Acte 1 ; Scène 7 – Pucelin, Grelot, puis Capucine
Pucelin – Tous vos problèmes résolus d’un coup, grâce à mon stratagème !
Grelot – Seulement il y a un hic, Pucelin : je ne parle aucune langue slave.
Pucelin – Ne faites pas l’original : vous savez bien que c’est le cas de tout le monde. Et puis, voulez-vous décevoir Géraldine ? Auriez-vous jeté votre projet aux orties ?
Grelot – Moins que jamais. Mais comment porter en même temps votre flambeau, Pucelin, dans ce scénario qui me met en première ligne ?
Pucelin – Je ne me mêle pas de votre stratégie à vous.

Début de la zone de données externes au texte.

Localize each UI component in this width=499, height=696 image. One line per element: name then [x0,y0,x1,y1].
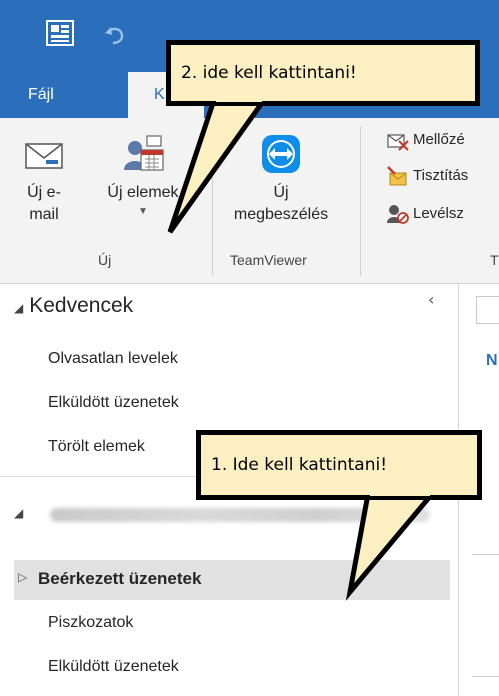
junk-label: Levélsz [413,205,464,222]
expand-triangle-icon[interactable]: ▷ [18,570,27,584]
nav-item-unread[interactable]: Olvasatlan levelek [48,350,178,368]
message-divider [472,676,499,677]
callout-step-2-text: 2. ide kell kattintani! [181,63,357,83]
teamviewer-icon [262,135,300,173]
new-items-button[interactable]: Új elemek ▼ [88,132,198,218]
nav-item-inbox[interactable]: ▷ Beérkezett üzenetek [14,560,450,600]
expand-triangle-icon[interactable]: ◢ [14,506,23,520]
ignore-icon [387,134,409,151]
outlook-app-icon [46,20,74,46]
nav-item-sent-favorite[interactable]: Elküldött üzenetek [48,394,179,412]
favorites-header[interactable]: ◢ Kedvencek [14,294,133,318]
expand-triangle-icon[interactable]: ◢ [14,301,23,315]
collapse-pane-icon[interactable]: ‹ [428,290,434,309]
account-name-blurred [50,508,430,522]
nav-item-sent[interactable]: Elküldött üzenetek [48,658,179,676]
junk-icon [387,205,409,224]
new-meeting-label-line1: Új [273,184,289,201]
right-pane-partial-text[interactable]: N [486,352,498,370]
message-divider [472,554,499,555]
callout-step-1: 1. Ide kell kattintani! [196,430,482,500]
new-email-label-line2: mail [29,206,59,223]
envelope-icon [25,143,63,169]
ignore-command[interactable]: Mellőzé [386,128,465,152]
nav-item-drafts[interactable]: Piszkozatok [48,614,133,632]
callout-step-1-text: 1. Ide kell kattintani! [211,455,388,475]
new-email-button[interactable]: Új e- mail [8,132,80,226]
new-items-icon [124,135,164,171]
cleanup-command[interactable]: Tisztítás [386,164,468,188]
callout-step-2: 2. ide kell kattintani! [166,40,480,106]
callout-pointer-join [370,490,430,496]
ribbon: Új e- mail Új elemek ▼ Új megbeszélés Me… [0,118,499,284]
new-meeting-label-line2: megbeszélés [233,206,329,223]
callout-pointer-join [216,96,262,102]
ribbon-group-new-label: Új [98,252,112,268]
tab-file[interactable]: Fájl [28,72,54,118]
junk-command[interactable]: Levélsz [386,202,464,226]
ignore-label: Mellőzé [413,131,465,148]
ribbon-group-partial-label: T [490,252,499,268]
cleanup-label: Tisztítás [413,167,469,184]
cleanup-icon [387,166,407,186]
new-email-label-line1: Új e- [27,184,61,201]
favorites-header-label: Kedvencek [29,294,134,317]
ribbon-group-teamviewer-label: TeamViewer [230,252,307,268]
chevron-down-icon[interactable]: ▼ [88,206,198,218]
ribbon-separator [212,126,213,276]
inbox-label: Beérkezett üzenetek [38,569,202,588]
new-meeting-button[interactable]: Új megbeszélés [222,132,340,226]
undo-icon[interactable] [102,24,126,46]
new-items-label: Új elemek [107,184,179,201]
search-box-partial[interactable] [476,296,499,324]
nav-item-deleted[interactable]: Törölt elemek [48,438,145,456]
ribbon-separator [360,126,361,276]
account-header[interactable]: ◢ [14,504,454,528]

Conformément à notre serment, la mienne est au point, j’avance vos pions : vous êtes sur le seuil. Voici les moustaches en ailes d’hirondelle et la longue tresse ligure. À vous de trouver l’accent qui va avec.
(Grelot se déguise en rechignant)
Capucine (hors de la vue des deux compères) – Voici donc le fin mot de l’affaire, mes cocos…
Grelot – Voot faleti Pouiceline, Gérildine. Ma kiot volu kampré.
Pucelin – Ma parole, mais vous m’aviez caché que vous connaissiez la langue bulgare, Grelot !
Grelot – Autant que le bas de mon dos.
Pucelin – Je vous jure qu’on s’y croirait. Et… que disiez-vous, dans votre idiome ?
Grelot – Ah ça, c’est à vous de broder. Je ne vais tout de même pas gaspiller mon imagination en livrant les armes qui vous sont destinées !
Pucelin – C’est juste. N’inversons pas les rôles.
Capucine – Tiens, tiens : mes coquins sont non seulement de mèche, mais ils se font des papouilles. On va s’en taper une bonne tranche, je ne veux pas rater ça… Il n’empêche : qu’est-ce qu’ils peuvent bien trouver à Géraldine ?
Grelot – Kesim prosit blevska liu.
Pucelin – Tout à fait d’accord avec vous, on ne pourrait pas dire mieux !
Grelot – Bravo Pucelin ! Excellemment traduit.
Pucelin – Vieux souvenir d’école.
Capuc. (faisant mine d’entrer par hasard) – Ah Pucelin, je vous cherchais. Je voulais m’excuser pour tout à l’heure : je vous ai coupé dans votre élan avec ces histoires de confitures. Mais avec maman… Ah ! Qu’est-ce que c’est que cet Ostrogoth ?
Pucelin (à Grelot) – C’est le moment de tester en toute innocence notre stratagème, Grelot. (à Capucine :) Mon Balkanais, Capucine.
Capuc. – Un Balkanais ? Avec une tresse celtique ?
Grelot – Mizer frit myer ?
Pucelin – Il demande si vous connaissez le Péloponnèse.
Capuc. – Voyons… C’est une pâtisserie locale, genre pet-de-nonne, si ma mémoire est bonne ?
Pucelin – Non. C’est la presqu’île qui sépare la mer Égée de la mer caspienne. Au-dessus de la Grèce. Le pays (" Pélo ") des hommes tressés (" Ponnèse ").
Grelot (opinant et agitant joyeusement sa tresse) – Da. Tress missi. Tress hi hi !
Pucelin (gêné) – Monsieur Grelotte se réjouit de se mêler à nous comme sa tresse unit ses cheveux en une élégante torsade. Bref, comme vous le constatez, monsieur Grelotte est d’humeur joyeuse.
Capuc. – Je vois ça. Et je crois savoir que monsieur Grelotte va nous faire l’honneur de nous livrer demain sa magnifique prose en pet-de-nonnais ?
Grelot – Rim.
Pucelin – Monsieur Grelotte n’écrit qu’en vers, que je me chargerai modestement de faire rimer dans la traduction française, pour tâcher d’en rendre la couleur.
Capuc. – Ça va être du joli.
Grelot – Da. Choli. Ba bildiou questo ranc ov allah.
Pucelin – Monsieur Grelotte est assez gêné, mais il lui prend une petite envie. Si cela ne vous dérange pas…
Capuc. – Du tout, du tout. J’avais compris Pucelin. Ne me prenez pas pour une demeurée.
Pucelin – Ah ? Je ne savais pas que vous connaissiez le…
Capuc. – Le pet-de-nonnais ? Je ne connais que ça ! Bon, je vous laisse à vos interprétations. J’en serai demain.
Les 2 – Sans faiblir, main sur le cœur !
Capuc. – Vous dites ?
Grelot (tâchant de rattraper le coup) – Boulgour niet, boum boum chic !
Capuc. – Dit comme ça, c’est on ne peut plus clair.
Pucelin – Voilà. Boulgour niet, boum boum chic : c’est exactement ce que je voulais dire, Capucine.